Tuesday, November 8, 2011

Boxes


We’ve managed to put our lives into boxes. We live in boxes – we put fences in our yard, roll our windows up in our cars, and wish for a corner office with a view of the people that we don’t want to interact with. We box ourselves in with our “safe group” of friends, and we start to box in the way we think and feel about the world and the way it works. Heaven forbid we ever have to get out of our boxes, or worse, have someone come in and try to rip it open a bit.
So let’s rip open some boxes.
We live in boxes because it feels secure, safe, comfortable, familiar. And maybe it is. But is that really how you want to live? Who has ever loved that didn’t take a risk? And who has ever found what they’re passionate for without leaving comfort and failing a few (or ton of) times? Spoiler alert: the answer to these seemingly rhetorical questions is “nobody”. Comfort is perhaps the most misunderstood concept for my generation, and maybe even this culture. Because comfort is not sitting on a couch all day doing nothing. There’s a reason you feel crummy after spending all day lounging around (been there, done that). Now I think comfort can still be found on that same couch, but maybe after a long day’s work or a well-deserved break from it all. And hopefully you’re sharing that couch with someone you love or even someone you’re just meeting.
You see, I don’t want to overcorrect and somehow say that being comfortable is evil or something. Sometimes in the thick of it all, the best thing to do is seek solitude and quiet – to crawl into a box (maybe even sometimes literally). It’s necessary and natural in a world that is pulling us in a million different directions to the point that a few of us start to tear at the seams because that’s not good for anything either.
But the fact remains that too many of us have crawled into some kind of comfort box a long time ago, and we haven’t come out. We haven’t changed the way we think, we’ve closed ourselves off, and we doubt the workings of a world that we’re not really a part of anymore.
To box ourselves in is to box in our potential. To box in our potential is doubt ourselves and therefore what God can do with our lives. And to doubt what God can do in our lives is to doubt that God can empower us to do “anything through He that strengthens us” [Philippians 4:13], and to doubt that is to put God in a box.
But there’s nothing convenient about putting God in a box; He doesn’t ever fit, and if He did we can’t seem to get Him to stay there. So perhaps if our lives are indeed as boxed in as they seem, we should start unpacking from the top. We should start to unpack God from the boxes we’ve shoved Him into and allow Him to reveal Himself as the INFINITE being that He is.
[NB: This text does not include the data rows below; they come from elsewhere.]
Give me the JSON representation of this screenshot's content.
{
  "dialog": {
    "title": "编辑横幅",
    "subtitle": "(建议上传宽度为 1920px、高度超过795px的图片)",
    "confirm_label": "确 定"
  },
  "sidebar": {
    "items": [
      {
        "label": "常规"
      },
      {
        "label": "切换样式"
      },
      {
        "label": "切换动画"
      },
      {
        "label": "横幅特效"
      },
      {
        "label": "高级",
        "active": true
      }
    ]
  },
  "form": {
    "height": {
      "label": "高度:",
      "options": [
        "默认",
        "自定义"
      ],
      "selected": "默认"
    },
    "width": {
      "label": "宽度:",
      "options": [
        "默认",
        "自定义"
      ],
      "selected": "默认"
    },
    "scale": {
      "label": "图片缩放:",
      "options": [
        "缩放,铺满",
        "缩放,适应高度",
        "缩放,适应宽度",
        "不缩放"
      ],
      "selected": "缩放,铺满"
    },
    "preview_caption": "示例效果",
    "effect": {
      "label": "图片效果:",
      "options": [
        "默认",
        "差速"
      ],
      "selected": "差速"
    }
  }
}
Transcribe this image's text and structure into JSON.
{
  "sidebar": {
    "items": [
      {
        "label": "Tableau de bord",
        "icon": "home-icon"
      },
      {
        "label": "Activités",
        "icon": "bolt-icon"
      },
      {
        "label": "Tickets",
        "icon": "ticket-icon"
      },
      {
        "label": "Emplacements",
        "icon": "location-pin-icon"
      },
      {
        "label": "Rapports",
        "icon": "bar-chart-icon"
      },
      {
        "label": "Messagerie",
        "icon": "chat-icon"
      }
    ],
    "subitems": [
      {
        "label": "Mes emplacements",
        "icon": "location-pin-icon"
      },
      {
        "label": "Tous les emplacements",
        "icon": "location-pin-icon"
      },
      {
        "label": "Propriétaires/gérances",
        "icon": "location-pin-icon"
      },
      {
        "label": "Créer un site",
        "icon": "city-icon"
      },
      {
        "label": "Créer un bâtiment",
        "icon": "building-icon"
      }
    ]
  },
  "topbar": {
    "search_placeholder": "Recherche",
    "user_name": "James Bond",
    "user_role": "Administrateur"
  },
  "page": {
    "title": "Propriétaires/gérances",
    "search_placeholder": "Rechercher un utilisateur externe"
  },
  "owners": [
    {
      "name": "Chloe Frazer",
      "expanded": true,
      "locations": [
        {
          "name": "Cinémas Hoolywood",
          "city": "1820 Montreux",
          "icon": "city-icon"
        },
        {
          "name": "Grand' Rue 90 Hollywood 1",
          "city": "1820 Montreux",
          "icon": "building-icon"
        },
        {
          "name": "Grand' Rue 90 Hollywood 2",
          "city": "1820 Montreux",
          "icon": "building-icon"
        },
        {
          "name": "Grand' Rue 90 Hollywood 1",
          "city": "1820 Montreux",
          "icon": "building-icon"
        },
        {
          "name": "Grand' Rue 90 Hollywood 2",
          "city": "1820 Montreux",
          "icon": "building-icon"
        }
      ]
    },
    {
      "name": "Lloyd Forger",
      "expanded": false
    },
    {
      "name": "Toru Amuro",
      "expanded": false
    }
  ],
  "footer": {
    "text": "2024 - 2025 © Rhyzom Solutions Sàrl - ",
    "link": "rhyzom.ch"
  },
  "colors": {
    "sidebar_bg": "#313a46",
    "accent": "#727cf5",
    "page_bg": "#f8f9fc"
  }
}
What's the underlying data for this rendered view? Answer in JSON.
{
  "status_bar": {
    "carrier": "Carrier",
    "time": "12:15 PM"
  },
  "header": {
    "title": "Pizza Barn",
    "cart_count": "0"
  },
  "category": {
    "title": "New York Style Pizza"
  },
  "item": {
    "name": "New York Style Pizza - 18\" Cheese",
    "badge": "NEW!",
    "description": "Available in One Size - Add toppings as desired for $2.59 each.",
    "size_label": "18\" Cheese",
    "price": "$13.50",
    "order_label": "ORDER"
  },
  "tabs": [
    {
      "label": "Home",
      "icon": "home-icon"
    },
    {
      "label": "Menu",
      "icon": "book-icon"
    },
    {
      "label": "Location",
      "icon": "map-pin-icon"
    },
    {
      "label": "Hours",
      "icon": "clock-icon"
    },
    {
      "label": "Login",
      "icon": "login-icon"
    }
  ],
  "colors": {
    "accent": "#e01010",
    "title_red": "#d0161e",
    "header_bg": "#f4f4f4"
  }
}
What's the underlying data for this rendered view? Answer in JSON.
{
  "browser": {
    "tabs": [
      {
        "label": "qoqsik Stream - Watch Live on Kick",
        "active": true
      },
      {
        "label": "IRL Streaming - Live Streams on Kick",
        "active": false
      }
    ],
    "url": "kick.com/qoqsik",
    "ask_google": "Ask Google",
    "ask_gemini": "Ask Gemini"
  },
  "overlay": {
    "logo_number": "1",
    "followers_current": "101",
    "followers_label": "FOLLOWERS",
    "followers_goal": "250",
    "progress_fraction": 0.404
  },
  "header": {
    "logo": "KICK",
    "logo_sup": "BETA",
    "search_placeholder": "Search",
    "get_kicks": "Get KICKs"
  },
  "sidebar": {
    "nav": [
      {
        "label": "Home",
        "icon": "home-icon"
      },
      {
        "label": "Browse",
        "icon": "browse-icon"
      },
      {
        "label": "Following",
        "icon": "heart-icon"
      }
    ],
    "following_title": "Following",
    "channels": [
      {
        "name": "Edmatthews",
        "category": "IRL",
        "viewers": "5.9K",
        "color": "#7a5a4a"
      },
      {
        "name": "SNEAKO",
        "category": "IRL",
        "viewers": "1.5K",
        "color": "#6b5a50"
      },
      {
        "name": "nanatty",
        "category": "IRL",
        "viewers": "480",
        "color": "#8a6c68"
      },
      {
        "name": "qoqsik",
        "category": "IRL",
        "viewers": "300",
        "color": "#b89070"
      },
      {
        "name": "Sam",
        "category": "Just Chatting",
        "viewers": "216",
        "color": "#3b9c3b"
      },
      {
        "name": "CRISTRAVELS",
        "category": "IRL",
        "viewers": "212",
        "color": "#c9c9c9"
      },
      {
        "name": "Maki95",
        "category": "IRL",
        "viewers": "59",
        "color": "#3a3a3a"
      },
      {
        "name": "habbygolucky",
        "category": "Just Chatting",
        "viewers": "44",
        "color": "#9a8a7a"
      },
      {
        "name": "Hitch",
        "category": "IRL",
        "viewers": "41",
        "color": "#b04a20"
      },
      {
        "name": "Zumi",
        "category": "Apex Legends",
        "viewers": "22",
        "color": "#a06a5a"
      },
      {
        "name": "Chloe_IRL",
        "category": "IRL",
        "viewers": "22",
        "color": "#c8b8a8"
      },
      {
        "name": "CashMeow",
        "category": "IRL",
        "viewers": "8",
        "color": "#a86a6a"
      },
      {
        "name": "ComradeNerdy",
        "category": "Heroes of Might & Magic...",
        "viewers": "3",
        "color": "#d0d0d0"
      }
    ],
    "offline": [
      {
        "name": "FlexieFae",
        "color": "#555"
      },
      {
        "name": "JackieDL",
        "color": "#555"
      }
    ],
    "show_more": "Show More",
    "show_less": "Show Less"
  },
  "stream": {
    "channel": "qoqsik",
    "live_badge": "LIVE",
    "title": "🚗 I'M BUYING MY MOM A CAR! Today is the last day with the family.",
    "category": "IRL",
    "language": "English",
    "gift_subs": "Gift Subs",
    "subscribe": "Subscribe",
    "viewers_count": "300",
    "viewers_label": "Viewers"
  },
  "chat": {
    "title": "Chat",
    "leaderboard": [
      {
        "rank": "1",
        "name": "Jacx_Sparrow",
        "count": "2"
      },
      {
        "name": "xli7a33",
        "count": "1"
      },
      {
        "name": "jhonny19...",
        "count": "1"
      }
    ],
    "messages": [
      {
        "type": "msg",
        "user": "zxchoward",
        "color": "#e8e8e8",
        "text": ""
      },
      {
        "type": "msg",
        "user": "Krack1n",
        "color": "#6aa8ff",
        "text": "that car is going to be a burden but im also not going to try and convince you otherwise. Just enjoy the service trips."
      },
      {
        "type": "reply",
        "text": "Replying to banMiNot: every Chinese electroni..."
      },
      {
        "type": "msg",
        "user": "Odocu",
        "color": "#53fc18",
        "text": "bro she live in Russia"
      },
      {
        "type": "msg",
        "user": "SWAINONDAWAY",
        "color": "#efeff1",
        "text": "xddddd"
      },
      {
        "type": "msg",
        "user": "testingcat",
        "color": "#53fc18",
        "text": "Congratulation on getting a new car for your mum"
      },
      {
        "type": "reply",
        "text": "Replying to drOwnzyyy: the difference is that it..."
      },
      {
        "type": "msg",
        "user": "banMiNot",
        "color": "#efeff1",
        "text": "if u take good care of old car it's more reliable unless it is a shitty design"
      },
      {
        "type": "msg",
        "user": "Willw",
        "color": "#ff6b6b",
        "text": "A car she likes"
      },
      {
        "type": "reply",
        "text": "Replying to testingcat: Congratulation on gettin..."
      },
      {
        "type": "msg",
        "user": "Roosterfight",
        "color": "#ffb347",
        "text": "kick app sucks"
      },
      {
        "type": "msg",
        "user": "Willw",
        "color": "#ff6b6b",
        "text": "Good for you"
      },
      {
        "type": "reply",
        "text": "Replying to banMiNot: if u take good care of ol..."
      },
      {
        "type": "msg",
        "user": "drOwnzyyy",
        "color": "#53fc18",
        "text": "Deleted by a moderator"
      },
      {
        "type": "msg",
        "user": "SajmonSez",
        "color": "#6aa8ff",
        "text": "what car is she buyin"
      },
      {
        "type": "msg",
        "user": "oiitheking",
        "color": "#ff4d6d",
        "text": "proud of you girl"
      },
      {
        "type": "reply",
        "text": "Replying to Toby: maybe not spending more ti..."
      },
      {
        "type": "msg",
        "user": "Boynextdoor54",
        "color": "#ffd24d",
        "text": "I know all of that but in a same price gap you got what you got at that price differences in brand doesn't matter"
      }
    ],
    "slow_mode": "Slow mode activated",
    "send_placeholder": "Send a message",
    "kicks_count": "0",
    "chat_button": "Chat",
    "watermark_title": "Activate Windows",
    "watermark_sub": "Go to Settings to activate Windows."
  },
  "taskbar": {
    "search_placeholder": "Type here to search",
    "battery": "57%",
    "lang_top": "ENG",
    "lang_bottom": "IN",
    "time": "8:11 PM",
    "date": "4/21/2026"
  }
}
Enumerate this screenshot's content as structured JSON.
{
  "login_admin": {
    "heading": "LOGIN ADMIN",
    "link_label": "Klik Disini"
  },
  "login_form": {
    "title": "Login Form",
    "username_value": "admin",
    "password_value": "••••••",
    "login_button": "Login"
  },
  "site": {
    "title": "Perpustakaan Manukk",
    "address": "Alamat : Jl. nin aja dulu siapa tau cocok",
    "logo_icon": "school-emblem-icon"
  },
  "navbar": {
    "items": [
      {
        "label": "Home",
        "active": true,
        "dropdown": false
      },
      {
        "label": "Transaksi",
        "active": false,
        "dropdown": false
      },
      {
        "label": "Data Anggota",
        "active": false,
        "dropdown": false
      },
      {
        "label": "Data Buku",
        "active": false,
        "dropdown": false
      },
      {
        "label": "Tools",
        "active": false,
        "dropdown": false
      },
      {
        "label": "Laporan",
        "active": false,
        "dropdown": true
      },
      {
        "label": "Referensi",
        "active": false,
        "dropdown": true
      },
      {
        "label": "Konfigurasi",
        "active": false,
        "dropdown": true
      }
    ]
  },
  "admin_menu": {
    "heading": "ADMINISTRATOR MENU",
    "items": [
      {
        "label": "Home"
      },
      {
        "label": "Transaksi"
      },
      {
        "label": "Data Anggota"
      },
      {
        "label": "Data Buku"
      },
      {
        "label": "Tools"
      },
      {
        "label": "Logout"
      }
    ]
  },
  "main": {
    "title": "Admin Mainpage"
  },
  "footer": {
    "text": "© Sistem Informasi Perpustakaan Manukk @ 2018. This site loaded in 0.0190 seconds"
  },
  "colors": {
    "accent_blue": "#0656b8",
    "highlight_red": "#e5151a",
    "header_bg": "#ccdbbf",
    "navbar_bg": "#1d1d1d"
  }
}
Because Paul said it pretty well when he stated in Ephesians 3 that we cannot know the love of Christ that is beyond knowledge – in other words, we’ll try, but we can’t even imagine how big, how good, or how perfect our God is. That’s something you can’t box up. And if that God is in your life, your life isn’t exactly something to keep to yourself, either.

Sunday, November 6, 2011

Blue Like Jeans (see what I did there?)

They call Nashville the "buckle of the Bible Belt" har har, a nickname that is well-deserved as evidenced by an excessive amount of churches throughout the city limits and even into its suburbs. So, it would seem that in a place like this, finding the "best church for me" would seem like an easy task. It's funny that we do that though, isn't it? That church should conform to us, like trying on jeans or something. We say that "the church is the people," but come on; I've heard that my whole life in countless churches where they say its "the people" when they really care about the music style, the charisma of the pastor/speaker, and countless other semantic factors that in reality, give no evidence that the church is truly found in the people. Christians don't choose a church based on the people, at least it can seem like that where I come from. You find the one in the pile that best fits you for those countless aforementioned reasons and get a membership and tithe your 10%. Easy peasy.
If you've read this far, I'm sorry for the obnoxious cynicism of the above paragraph. Dramatic effect. I know there are, and should be, many factors that help us decide (/be led) what church is best for us. Yet I find that sometimes dramatic sarcasm can shed some light on at least a little truth. For me, that truth is that for a long time I had lost my faith in the Church; NEVER Christ, but the Church. Because you see, I feel that I've gone to churches my whole life where the people are more absorbed in the politics of it all (whether its worship wars, grilling the pastor, or debating who should be in office or who had the audacity to mow their lawn last Sunday) than the MISSION that Jesus Christ Himself asked us to carry out. Some of these disagreements are the results of passions and convictions that each side understands to be in some shape or form prophetic, and in history, such disagreements have caused division on a macro as well as micro scale. I'm not saying denominations (which essentially are Christians saying to other Christians "agree to disagree") are wrong; we're human so they're probably necessary. But we can't cling to such cultural semantic differences and call it faith. Jesus never claimed that He was starting a new world religion (although I'm quite certain he was aware)  -- He said that He was the WAY. A "way" indicates that we need to follow Him, laying our burdens down, dying unto ourselves to receive life from the Creator of it. And then live that life He gave for Him. He didn't say He was the rut, and He didn't say He was the moving-sidewalk-at-the-airport-thingy; He didn't say it would be easy, and He definitely didn't say it would be COMFORTABLE: He said that He was THE way. Just ask any of the martyrs.
So then, why have we gotten to a point where we try on church like we try on jeans to find the most comfortable pair? Because if this is our outlook on Church, then what is the point of the Church? Please don't get me wrong; we need to find a Church family, and in this broken world, in this broken nation, there are broken churches. In fact, I dare say all of them are. But that's what makes them BEAUTIFUL. That the Church is broken, that its people are broken; yet God still wins. So don't look at Church like you look for jeans. But if you insist, find the church with the most obvious patch jobs and stains -- because I guarantee it's the most real, the most honest, and I dare say the most Christ-like. Because the Church is the people, the people are the Church, and when we follow His WAY, that is to walk in rhythm and step with His steps, we will truly rock this world and move mountains.